More often than not, leaders of the platform should take the lead in filling the last miles, rather than waiting for product engineering, because:
a) Your data users may not have the motivation to do so. What data users want is straightforward value, not the plumbings, e.g. they usually do not want to figure out what BI tools to use, how to connect their dashboard to data sources/warehouses, how to set caching or refreshing strategy. They’d expect data platform has already done so for them, thus your solution either works or not work for them at all.
In this case, the data platform team can build a few best practices, e.g. 1) set clear responsibility boundaries and expectations upfront 2) continuously educating users 3) have good documentations and guidances 4) pre-config params or other things to the best general values or situations for the users
b) Your data users may not even know what they can do with the data you provided. Thus data platform has to step forward and tell the users what magic they can create, e.g. “you can use dataset A in warehouse B to analyze X”, “use dataset B and infra C to build ML model for use case Y”, “join data D and E to get Z”, etc.
4. Looking Ahead, not Following Behind
A solid strategy should account for potential growth in 3–5 years internally, and keep close eye on industry trend externally.
- If there’s only data warehouse and structured data now, what about data lake and un/semi-structured data?
- If there’s only offline data processing now, what about streaming and stream processing to reduce data latency?
- If there’s only small traffic, what about the volume in next 1–3 years and 3–5 years
- Does it make sense to bring vendor solutions in-house for flexibility, cost, or other reasons?

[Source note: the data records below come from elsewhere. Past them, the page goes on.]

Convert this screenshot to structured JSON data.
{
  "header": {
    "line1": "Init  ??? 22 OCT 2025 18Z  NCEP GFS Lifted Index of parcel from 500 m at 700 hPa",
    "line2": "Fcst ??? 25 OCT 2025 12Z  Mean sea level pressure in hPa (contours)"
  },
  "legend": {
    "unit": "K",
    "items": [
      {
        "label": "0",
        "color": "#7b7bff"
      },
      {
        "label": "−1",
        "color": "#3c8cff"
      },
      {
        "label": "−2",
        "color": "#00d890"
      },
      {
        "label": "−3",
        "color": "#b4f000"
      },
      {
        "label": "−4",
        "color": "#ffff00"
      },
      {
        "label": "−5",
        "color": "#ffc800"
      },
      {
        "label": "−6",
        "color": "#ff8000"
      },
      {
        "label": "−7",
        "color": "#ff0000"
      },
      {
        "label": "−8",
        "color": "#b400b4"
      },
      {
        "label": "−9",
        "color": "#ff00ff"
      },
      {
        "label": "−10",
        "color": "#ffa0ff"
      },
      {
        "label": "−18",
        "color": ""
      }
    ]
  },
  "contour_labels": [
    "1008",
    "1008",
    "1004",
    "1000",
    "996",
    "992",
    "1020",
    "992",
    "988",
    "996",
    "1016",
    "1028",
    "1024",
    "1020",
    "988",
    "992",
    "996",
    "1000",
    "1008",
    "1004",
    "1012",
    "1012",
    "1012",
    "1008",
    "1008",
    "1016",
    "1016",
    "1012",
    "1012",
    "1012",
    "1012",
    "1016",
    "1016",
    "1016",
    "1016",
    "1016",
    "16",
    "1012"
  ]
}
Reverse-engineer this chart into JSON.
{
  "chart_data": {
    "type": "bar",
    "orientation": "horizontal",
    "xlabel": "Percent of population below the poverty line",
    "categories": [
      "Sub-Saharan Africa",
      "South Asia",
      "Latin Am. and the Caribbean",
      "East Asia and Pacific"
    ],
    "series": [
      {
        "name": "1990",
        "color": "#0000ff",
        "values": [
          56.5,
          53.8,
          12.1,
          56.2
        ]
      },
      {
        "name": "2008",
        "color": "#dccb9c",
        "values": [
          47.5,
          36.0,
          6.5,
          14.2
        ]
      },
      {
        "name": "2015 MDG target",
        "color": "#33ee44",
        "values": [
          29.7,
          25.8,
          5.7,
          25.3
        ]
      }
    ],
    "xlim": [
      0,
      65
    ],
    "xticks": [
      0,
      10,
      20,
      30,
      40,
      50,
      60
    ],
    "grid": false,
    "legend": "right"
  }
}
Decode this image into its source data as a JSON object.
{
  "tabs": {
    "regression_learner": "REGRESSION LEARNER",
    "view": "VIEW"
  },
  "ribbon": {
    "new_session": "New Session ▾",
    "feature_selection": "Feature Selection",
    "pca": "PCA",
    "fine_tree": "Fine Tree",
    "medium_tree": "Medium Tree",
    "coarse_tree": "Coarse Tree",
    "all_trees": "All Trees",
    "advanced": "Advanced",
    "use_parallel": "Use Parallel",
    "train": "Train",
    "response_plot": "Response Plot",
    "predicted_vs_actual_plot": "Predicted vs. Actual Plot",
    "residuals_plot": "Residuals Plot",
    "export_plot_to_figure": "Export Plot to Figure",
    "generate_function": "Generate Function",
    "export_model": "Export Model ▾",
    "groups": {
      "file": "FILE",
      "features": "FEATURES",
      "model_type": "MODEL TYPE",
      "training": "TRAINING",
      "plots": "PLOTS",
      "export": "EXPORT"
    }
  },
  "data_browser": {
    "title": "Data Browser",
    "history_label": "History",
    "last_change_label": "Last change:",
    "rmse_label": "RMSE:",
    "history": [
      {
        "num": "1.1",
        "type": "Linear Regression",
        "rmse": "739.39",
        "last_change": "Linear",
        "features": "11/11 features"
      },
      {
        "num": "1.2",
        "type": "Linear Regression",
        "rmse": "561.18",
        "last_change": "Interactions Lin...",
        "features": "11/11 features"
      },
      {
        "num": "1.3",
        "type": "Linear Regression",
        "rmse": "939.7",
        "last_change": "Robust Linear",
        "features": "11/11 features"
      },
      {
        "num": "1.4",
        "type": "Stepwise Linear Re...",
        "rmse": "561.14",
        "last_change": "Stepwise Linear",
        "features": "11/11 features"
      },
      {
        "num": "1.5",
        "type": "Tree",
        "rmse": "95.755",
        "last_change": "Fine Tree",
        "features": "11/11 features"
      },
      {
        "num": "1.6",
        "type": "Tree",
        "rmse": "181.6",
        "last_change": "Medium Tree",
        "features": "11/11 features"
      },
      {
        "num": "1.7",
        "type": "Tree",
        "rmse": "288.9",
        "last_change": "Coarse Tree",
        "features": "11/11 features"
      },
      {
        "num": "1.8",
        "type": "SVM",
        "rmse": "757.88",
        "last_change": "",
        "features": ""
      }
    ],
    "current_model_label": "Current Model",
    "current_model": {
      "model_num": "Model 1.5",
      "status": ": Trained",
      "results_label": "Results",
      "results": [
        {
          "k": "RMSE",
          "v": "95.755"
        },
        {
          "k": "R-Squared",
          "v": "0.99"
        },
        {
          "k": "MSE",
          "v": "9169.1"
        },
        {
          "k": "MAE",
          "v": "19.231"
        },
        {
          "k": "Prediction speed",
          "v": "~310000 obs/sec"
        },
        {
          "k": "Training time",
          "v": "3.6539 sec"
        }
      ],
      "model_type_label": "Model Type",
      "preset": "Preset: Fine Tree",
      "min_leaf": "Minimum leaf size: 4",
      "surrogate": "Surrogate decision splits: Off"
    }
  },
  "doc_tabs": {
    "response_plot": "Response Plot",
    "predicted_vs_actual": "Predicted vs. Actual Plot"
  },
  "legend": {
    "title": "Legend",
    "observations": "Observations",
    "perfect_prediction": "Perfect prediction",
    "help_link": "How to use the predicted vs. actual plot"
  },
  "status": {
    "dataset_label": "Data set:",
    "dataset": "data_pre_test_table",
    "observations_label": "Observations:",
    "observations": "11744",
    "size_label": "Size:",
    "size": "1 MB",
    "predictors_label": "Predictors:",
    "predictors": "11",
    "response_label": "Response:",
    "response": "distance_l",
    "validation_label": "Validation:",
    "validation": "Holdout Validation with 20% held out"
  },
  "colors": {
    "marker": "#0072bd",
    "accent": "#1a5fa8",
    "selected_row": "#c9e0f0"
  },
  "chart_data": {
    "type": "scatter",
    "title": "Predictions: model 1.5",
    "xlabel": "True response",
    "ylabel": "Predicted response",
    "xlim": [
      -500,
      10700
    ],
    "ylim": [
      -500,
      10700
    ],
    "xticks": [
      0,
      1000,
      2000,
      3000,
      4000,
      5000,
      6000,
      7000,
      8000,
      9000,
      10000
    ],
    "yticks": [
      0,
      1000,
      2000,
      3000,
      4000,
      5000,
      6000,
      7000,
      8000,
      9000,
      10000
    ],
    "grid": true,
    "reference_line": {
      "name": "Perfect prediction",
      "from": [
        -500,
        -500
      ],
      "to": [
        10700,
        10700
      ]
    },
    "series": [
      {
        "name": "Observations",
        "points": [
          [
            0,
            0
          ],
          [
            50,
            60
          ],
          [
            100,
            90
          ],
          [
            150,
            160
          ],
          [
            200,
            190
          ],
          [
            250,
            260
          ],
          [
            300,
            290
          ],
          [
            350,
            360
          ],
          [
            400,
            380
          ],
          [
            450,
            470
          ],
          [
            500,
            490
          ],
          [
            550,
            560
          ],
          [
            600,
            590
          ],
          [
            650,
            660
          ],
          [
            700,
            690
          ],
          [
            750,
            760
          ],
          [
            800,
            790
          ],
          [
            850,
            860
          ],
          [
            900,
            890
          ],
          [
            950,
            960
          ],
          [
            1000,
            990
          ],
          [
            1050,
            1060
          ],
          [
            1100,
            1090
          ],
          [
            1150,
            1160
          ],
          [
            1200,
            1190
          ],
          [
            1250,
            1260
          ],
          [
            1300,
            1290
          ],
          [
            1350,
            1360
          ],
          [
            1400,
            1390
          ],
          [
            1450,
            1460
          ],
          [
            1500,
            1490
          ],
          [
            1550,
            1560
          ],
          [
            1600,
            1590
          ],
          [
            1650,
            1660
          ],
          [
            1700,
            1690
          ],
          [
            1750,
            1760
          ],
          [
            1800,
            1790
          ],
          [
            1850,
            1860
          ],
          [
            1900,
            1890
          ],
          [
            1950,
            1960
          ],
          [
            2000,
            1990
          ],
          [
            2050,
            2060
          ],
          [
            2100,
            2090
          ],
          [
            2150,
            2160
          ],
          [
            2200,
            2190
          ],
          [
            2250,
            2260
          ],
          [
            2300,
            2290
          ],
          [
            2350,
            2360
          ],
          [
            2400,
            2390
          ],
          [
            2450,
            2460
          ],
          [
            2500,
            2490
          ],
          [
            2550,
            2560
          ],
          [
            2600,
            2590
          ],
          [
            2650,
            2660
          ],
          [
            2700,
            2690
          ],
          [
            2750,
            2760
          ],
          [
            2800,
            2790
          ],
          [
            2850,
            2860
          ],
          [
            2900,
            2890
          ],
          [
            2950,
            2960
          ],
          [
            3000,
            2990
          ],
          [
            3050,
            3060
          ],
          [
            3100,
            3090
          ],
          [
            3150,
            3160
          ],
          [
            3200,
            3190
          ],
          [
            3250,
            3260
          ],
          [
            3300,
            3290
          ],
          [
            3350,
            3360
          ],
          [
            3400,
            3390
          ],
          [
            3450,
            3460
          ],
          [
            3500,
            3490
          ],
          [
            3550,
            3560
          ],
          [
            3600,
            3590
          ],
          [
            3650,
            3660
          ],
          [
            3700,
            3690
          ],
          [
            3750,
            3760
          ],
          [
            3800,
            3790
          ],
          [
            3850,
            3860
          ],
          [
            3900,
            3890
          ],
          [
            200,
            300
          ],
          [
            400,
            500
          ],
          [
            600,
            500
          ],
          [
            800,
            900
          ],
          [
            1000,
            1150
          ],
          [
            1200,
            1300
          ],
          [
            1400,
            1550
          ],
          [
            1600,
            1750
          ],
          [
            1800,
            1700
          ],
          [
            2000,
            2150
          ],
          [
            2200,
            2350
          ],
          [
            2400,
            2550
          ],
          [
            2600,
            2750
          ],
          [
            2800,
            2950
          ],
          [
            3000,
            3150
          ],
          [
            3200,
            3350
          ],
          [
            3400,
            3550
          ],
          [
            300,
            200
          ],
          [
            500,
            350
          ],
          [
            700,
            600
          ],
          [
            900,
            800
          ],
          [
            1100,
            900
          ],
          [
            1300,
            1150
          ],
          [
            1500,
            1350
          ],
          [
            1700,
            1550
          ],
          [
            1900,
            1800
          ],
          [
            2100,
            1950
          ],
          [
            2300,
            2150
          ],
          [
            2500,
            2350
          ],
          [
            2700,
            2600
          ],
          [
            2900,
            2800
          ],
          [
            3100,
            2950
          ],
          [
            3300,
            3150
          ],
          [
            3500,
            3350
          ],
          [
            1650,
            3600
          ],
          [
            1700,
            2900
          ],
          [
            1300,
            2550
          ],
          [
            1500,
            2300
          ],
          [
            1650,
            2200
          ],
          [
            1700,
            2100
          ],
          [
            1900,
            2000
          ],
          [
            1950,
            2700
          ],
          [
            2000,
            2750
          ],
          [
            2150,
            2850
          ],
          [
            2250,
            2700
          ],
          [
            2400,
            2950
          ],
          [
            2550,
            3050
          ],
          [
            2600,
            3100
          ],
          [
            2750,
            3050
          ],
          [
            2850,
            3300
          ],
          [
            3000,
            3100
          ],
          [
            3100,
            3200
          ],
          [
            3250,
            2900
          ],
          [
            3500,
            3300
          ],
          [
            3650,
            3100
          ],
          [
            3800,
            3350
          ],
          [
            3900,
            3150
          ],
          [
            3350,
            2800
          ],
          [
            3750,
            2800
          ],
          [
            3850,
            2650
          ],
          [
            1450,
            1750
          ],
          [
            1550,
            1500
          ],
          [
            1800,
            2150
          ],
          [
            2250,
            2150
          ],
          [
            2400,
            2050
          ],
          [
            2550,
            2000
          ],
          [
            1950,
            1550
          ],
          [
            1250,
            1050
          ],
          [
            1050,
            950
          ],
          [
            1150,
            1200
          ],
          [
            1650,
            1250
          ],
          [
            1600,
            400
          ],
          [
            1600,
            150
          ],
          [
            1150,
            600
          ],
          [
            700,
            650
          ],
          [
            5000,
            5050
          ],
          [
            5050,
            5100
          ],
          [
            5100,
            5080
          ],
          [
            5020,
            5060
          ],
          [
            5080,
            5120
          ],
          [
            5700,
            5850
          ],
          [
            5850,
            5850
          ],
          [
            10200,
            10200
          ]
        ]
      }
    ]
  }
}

- If entering new markets, what about the data privacy and compliance laws there?
- How to make all data easily discoverable and leveraged to generate value?
- Where is the industry going, and what are the new technologies? ……
Looking ahead is hard, and any preparation certainly cannot be comprehensive enough to cover all details. But the key is to have this mentality and habits of thinking of these aspects, so we are better prepared when things come.
5. Technicals— Scalability, Composability, etc
They are discussed in this post.
In short, we can summarize the aspects to be — figure out
- what you should do it for? and why?
- who can help you do it?
- who you should empower and collaborate with? and how?
- what’s potentially next?
- what you need to do now? and potentially next?